Pitching in the clutch

Heading into the game the Cardinals were pitching at historic levels with runners in scoring position and in the clutch. Their .212 batting average with RISP was the fifth lowest since 1942. Their ‘clutch' score as calculated by Fangraphs stood at 9.88 - the best in the history the statistic (1974).

Tonight the Pirates were 0-for-12 with RISP and were unable to come up with a big hit in numerous clutch situations.

"We had opportunities but didn't cash in at all today," McCutchen said. "I think it is a fluke. You kind of throw your hands up, like, ‘Man, that's kind of crazy, I don't get it.'"

Hurdle had statistics of his own when he met with the press.

"We were leading the league the National League in scoring runners from third base with less than two outs coming into the game," Hurdle said. "We were leading the league in moving runners from second base to third. We didn't meet the demands of game tonight. That's what I got for you."

Happ extraordinary again

J.A. Happ pitched one of the most efficient ballgames you're ever going to see. The left-hander threw 56 pitches over six scoreless innings. He struck out four and didn't allow a walk.

"He pitched fantastic," Hurdle said. "Another great start by him. He's given us what we've needed off the mound and given us a chance to win."

Since joining the Pirates, Happ has thrown 57.1 innings and posted a 2.04 ERA. He's walked only 10 while striking out 62.
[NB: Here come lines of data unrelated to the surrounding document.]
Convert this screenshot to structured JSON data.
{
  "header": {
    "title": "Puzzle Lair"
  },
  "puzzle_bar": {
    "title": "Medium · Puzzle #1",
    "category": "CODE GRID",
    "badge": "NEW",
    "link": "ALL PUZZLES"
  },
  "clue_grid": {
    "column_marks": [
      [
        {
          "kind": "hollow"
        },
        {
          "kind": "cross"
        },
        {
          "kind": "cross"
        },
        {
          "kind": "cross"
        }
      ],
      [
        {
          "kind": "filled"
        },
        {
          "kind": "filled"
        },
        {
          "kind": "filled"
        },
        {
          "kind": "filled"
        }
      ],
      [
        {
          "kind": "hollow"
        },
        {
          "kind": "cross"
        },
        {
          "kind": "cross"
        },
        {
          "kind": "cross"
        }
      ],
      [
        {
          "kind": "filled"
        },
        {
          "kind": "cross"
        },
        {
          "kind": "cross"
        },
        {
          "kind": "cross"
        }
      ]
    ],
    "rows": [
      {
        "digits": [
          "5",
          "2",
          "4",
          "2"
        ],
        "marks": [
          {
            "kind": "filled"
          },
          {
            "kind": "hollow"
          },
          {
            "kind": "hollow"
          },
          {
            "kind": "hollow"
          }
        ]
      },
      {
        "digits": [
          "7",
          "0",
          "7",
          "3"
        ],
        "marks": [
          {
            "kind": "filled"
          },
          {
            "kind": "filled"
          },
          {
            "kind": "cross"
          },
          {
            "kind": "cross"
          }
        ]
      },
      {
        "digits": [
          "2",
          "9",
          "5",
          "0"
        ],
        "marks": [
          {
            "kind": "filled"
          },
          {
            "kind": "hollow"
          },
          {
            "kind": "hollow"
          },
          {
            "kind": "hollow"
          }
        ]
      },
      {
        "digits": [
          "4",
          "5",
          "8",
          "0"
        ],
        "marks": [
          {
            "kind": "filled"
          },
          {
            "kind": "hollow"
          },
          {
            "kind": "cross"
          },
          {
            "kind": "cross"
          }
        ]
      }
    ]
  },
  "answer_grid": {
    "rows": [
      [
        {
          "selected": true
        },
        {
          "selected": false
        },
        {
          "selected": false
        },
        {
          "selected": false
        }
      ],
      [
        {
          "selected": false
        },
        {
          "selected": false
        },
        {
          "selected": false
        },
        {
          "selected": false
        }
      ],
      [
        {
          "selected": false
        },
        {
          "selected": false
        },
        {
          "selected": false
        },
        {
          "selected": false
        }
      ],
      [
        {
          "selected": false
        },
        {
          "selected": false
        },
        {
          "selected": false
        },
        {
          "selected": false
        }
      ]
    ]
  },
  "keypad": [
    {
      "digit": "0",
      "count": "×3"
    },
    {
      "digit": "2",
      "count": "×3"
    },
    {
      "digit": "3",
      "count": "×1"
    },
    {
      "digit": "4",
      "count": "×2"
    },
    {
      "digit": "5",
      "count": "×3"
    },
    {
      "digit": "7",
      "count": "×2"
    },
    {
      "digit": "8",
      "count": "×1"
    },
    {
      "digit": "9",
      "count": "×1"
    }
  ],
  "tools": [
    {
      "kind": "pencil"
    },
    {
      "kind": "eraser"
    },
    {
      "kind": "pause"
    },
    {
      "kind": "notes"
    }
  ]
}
Despite his low pitch count, Hurdle pinch hit for Happ in the bottom of the sixth after the Pirates put men on first and second with two outs.

"At that time, we needed to find a way to score a run," Hurdle said.

Joakim Soria and Tony Watson blanked the Cardinals in the seventh and the eighth.

Victory slips away

The Cardinals broke the scoreless tie in the ninth when Matt Carpenter hit a one out single and then scored a batter later when Jon Jay's single right-center was misplayed by Gregory Polanco.

"I don't know whether he rushed it [or not]," Hurdle said. "He tried to get to the ball and make a spin move and throw the ball in. He wasn't able to glove it and control it."

After Polanco failed to pick up the ball on his first pass, McCutchen followed and also had the ball slip out his hand.

"I tried to pick up a wet ball that wasn't mine," McCutchen said. "It got by him, I tried to hurry up and get it and bobbled it a little bit. You can't say that's why we lost. We had a lot more opportunities with 16 guys left on base."

Piscotty tests negative

Stephen Piscotty lay motionless near the left center field warning track after being hit in the face by Peter Bourjos' knee in a high-speed collision that was as terrifying as the catch was remarkable. As the stadium fell silent Piscotty was loaded on a stretcher and left the field on a cart. He waved his hand to the crowd, which drew a huge ovation.

Piscotty was taken to the hospital and tests came back negative for fractures or significant injury.